Retrieve IPEDS data by establishing which data files are required for filtering (if included) and those required for selected variables.
Arguments
- ipedscall
Current list of parameters carried forward from prior functions in the chain (ignore)
- bind
Row bind all same name survey files (e.g., HD2022 and HD2023)
- join
Join different name survey files by UNITID and year. If
bind = FALSE
, thenjoin
will be set toFALSE
and the function argument ignored.
Value
Depending on argument combination, the chain will return one of the following objects:
bind = FALSE, join = FALSE
: A list of files with no further processing (each unique complete data file required returned as a list item).bind = TRUE, join = FALSE
: A list of files in which like files (e.g., HD*, IC*) are row bound together but unjoined to unlike filesbind = TRUE, join = TRUE
: A data frame in which like files are bound and all are joined
Details
Notes on filters:
Filters will be attempted depending on how the user selects to return the
data.

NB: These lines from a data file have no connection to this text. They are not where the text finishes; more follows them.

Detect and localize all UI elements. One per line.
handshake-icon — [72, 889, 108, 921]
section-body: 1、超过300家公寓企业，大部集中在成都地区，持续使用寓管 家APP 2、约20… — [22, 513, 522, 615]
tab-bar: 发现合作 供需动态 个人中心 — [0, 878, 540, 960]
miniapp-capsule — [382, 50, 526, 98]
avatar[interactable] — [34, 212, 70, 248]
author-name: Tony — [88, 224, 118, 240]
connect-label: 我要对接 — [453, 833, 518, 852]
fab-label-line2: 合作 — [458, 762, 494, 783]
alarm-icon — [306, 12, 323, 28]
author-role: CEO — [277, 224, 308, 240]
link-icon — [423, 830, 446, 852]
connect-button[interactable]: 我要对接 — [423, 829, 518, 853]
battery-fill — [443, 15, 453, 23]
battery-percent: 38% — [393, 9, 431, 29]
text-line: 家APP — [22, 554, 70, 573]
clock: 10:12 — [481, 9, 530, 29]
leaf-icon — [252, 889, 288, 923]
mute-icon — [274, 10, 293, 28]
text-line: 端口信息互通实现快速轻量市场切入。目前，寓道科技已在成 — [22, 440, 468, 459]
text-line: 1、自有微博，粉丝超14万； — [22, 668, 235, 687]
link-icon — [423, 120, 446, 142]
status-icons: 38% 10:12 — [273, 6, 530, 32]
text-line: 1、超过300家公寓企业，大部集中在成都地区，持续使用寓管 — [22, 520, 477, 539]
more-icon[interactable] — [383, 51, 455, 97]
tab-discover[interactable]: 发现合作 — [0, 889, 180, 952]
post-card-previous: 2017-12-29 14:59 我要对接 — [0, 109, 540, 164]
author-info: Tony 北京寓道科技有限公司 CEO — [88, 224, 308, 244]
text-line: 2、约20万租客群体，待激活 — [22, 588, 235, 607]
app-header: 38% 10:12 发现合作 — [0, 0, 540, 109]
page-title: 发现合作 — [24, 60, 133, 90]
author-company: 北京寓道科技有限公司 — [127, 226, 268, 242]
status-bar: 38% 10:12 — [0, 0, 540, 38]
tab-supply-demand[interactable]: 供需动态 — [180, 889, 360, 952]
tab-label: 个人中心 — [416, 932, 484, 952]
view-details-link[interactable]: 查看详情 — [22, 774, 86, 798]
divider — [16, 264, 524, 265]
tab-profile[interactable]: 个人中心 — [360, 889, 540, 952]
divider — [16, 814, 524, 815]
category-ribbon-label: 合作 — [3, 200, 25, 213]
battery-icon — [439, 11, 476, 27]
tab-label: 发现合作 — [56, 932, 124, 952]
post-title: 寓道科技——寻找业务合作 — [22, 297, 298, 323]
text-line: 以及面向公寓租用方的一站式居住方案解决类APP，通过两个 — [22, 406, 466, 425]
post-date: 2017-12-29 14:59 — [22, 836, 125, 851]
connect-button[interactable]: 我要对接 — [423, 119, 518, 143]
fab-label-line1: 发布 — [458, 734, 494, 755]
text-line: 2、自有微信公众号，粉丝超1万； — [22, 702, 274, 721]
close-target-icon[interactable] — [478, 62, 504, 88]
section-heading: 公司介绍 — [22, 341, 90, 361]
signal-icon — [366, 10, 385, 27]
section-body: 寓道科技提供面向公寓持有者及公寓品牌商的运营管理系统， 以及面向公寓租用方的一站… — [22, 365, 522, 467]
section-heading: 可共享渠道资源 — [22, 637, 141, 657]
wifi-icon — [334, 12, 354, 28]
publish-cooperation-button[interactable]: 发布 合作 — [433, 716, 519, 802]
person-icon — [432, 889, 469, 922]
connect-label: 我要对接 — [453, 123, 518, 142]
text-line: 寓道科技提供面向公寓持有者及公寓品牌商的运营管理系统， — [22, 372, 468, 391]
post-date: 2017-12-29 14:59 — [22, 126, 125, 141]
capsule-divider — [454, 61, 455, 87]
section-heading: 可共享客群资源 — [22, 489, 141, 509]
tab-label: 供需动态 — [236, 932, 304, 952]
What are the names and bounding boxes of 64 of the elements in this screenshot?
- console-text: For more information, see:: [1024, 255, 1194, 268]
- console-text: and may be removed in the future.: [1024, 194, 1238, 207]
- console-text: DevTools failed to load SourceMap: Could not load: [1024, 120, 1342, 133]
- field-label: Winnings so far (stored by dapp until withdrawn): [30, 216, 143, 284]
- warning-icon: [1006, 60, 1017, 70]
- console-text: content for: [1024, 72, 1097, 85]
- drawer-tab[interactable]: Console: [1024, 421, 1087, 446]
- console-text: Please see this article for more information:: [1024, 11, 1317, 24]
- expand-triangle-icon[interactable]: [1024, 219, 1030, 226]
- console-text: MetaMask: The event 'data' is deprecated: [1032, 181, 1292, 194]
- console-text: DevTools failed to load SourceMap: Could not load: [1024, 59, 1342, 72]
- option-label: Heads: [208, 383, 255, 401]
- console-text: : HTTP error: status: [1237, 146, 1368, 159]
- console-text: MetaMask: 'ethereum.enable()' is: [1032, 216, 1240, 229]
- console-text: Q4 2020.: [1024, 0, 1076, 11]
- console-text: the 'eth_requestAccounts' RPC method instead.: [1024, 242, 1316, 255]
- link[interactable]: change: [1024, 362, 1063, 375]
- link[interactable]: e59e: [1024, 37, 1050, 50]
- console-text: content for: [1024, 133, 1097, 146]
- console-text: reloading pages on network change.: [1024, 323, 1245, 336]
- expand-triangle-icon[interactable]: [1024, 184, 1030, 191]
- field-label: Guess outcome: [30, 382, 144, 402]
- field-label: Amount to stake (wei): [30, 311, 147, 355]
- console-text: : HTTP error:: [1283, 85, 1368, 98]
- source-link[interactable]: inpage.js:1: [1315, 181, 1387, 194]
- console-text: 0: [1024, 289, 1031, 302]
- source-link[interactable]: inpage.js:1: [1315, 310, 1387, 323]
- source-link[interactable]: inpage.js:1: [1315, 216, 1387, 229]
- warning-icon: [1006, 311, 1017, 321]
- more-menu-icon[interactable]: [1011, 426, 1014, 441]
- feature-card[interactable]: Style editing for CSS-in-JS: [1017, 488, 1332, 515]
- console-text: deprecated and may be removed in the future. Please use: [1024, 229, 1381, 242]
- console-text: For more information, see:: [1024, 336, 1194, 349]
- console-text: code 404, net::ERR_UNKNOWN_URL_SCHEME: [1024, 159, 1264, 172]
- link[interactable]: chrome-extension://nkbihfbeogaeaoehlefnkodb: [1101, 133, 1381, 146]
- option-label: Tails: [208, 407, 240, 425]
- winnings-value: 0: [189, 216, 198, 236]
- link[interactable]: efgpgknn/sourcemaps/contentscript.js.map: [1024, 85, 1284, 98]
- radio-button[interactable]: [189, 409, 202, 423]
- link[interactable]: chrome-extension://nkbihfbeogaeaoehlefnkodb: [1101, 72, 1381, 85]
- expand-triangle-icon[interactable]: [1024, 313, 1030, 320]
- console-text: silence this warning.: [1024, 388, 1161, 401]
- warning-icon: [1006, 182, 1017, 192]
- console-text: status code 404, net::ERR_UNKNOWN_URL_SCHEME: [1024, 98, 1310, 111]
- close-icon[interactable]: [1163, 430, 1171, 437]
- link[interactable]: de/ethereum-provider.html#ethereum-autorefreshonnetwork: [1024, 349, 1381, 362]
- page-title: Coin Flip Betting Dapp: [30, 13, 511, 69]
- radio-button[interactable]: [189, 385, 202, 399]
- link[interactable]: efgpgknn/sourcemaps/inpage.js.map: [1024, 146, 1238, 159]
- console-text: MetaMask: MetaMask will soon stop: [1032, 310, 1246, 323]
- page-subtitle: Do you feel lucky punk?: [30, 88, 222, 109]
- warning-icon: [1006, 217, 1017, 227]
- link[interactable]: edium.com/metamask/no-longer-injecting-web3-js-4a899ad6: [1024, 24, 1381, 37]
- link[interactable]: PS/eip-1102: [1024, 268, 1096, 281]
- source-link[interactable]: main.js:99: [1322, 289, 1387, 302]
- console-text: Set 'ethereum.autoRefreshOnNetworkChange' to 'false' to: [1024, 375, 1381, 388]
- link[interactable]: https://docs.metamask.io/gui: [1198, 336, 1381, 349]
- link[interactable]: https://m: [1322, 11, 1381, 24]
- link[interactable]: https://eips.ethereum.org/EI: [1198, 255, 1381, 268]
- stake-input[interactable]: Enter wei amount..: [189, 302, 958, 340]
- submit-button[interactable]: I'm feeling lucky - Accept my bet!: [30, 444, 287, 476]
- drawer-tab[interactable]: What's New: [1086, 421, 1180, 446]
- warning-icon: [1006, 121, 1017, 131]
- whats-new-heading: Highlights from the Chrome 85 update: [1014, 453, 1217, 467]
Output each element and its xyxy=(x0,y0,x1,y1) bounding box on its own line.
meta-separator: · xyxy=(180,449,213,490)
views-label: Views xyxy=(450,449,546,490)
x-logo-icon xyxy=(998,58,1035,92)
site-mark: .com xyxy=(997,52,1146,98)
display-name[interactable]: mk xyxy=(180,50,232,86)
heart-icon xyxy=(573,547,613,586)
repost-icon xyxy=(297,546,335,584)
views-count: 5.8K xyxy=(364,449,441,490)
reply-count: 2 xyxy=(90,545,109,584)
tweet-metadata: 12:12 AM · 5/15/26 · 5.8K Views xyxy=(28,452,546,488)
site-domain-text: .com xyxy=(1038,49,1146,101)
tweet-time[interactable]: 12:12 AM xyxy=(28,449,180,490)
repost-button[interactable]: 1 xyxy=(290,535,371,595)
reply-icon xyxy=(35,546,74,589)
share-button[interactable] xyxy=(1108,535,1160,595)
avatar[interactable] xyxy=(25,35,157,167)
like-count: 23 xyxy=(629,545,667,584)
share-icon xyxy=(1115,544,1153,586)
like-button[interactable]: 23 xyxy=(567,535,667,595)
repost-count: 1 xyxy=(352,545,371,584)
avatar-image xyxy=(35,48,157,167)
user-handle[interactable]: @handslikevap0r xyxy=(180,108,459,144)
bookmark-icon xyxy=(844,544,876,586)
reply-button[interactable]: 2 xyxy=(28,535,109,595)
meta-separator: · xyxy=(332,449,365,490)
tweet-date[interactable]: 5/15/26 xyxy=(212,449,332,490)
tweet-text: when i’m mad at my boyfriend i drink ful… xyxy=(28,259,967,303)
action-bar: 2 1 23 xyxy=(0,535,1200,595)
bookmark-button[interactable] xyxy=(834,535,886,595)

By default (join = TRUE
), the complete filter will be applied to the
final joined data set.
When the user chooses only to bind like files (join = FALSE
) or return all
files separately (bind = FALSE
), attempts will be made to apply the filter
to the files to which they apply. This may be impossible if the filter is
complex, requiring consideration of variables across multiple files that the
user chose not to join. Users will receive a warning message in this
situation and the return of the unfiltered data files. In the situation in
which a filter applies only to one type of data file and works, but also
removes missing (NA
) values, other data files nominally unaffected by the
filter may also have rows removed if that institution had completely missing
data in the filtered file.
The more complicated the data call (many selected variables, many selected years, more complex filter), the longer the data request may take, particularly if downloading files, and the greater the likelihood of unexpected behavior with the join. Users may wish to break up large complex requests into multiple smaller requests or elect to return a list of unbound / unjoined data frames they can manipulate directly.